For breakfast, there’s a spread of roti canai, chapati, thosai and idly. If you love deep fried items, the puffy golden brown puri is a popular choice for many as witnessed by the many orders.
It’s available up to 11am. You also have two types of vadai — softer ulunthu vadai and the crunchier masala vadai — for a light breakfast. These snacks make their appearance back around 4pm for teatime.
Unlike other owners who tend to be hands off when it comes to the behind-the-scenes work, Moorthy stills makes it a point to source the ingredients and cook most of the signature items himself.
His day starts from midnight when he makes a trip to the market to source for fresh fish. The fresh fish yields a far superior taste that trumps the frozen pre-cut fish slices that are often used in other restaurants. He only uses bigger-sized fish that weigh up to 4 kilograms as you get a tastier bite.
The origins of the recipe is fuzzy but Moorthy vaguely remembers that a woman taught his godfather this method that they have adopted for many years.
Another important step is removing the fish skin, a task that Moorthy undertakes himself. The fish is cut into chunks with a thickness of about three centimetres.
The fish pieces are marinated with the mix of chilli powder and spices before they are deep fried. Once it emerges from the hot oil, the dark brown colour may look unattractive but tear into a piece to discover a surprise. “You can feel the flesh which is juicy and warm inside,” explained Moorthy.
Once the fish is prepared, it’s time to cook up the dishes that include their aromatic prawn curry, tender mutton shanks with a thick curry and crab curry. By 7am, he’s finished. Usually some of the vegetable dishes are cooked by his cook later in the morning just before lunch starts.
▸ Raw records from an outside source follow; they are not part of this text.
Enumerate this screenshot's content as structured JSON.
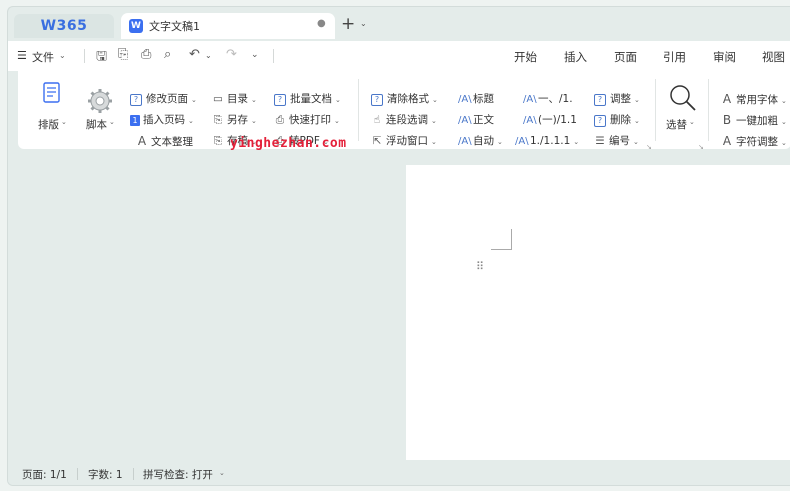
{
  "tabs": {
    "logo": "W365",
    "doc_badge": "W",
    "doc_title": "文字文稿1",
    "doc_dot": "●",
    "new_tab": "+",
    "new_tab_chev": "⌄"
  },
  "menubar": {
    "file": "文件",
    "file_icon": "☰",
    "tabs": [
      "开始",
      "插入",
      "页面",
      "引用",
      "审阅",
      "视图"
    ]
  },
  "ribbon": {
    "layout": "排版",
    "script": "脚本",
    "edit_page": "修改页面",
    "insert_page_num": "插入页码",
    "text_tidy": "文本整理",
    "toc": "目录",
    "save_as": "另存",
    "save_draft": "存稿",
    "batch_doc": "批量文档",
    "quick_print": "快速打印",
    "to_pdf": "转PDF",
    "clear_format": "清除格式",
    "para_select": "连段选调",
    "float_window": "浮动窗口",
    "style_title": "标题",
    "style_body": "正文",
    "style_auto": "自动",
    "num_1": "一、/1.",
    "num_2": "(一)/1.1",
    "num_3": "1./1.1.1",
    "adjust": "调整",
    "delete": "删除",
    "numbering": "编号",
    "select": "选替",
    "common_font": "常用字体",
    "one_click_bold": "一键加粗",
    "char_adjust": "字符调整"
  },
  "watermark": "yinghezhan.com",
  "status": {
    "page": "页面: 1/1",
    "words": "字数: 1",
    "spell": "拼写检查: 打开"
  },
  "colors": {
    "accent": "#3a6fe0",
    "watermark": "#e4213a",
    "background": "#e4ecea"
  }
}
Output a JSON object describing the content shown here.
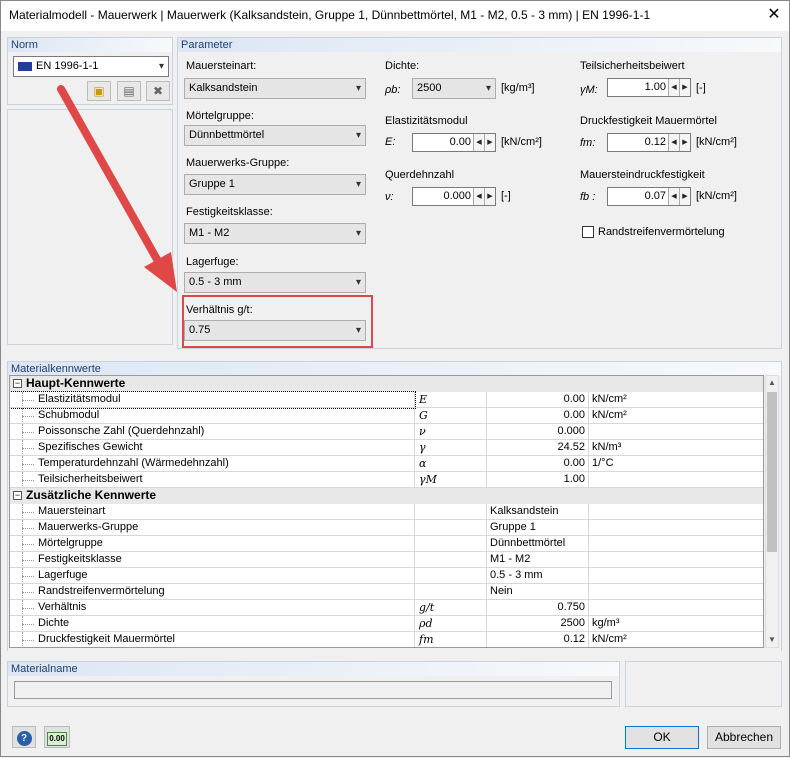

In the evening, they cook another round of food about 6pm. On a daily basis, most of the main dishes remain but the vegetables dishes vary depending on what’s available in the market.
There are roughly about 30 to 40 dishes available every day. On weekends, expect to find the peppery crab or nandu rasam to clear your palate. There is also biryani rice, a choice of chicken and mutton.
During weekends, the place is packed with people who come in for their banana leaf lunch or a quick breakfast. This includes a regular customer Anita and her family. Her husband who has been a fan of the Brickfields stall recently discovered this place. Since they stay in Shah Alam, they often drop by to enjoy the food.
Moorthy’s Mathai Restaurant
No. 24 & 26, Jalan USJ4/9G
Subang Jaya, Selangor
Tel: 03-8081 8430.
Open daily: 7am to 9.30pm
There is also another outlet at A26, Ground Floor, Jalan PJU 3/38A, Sunway Damansara, Petaling Jaya.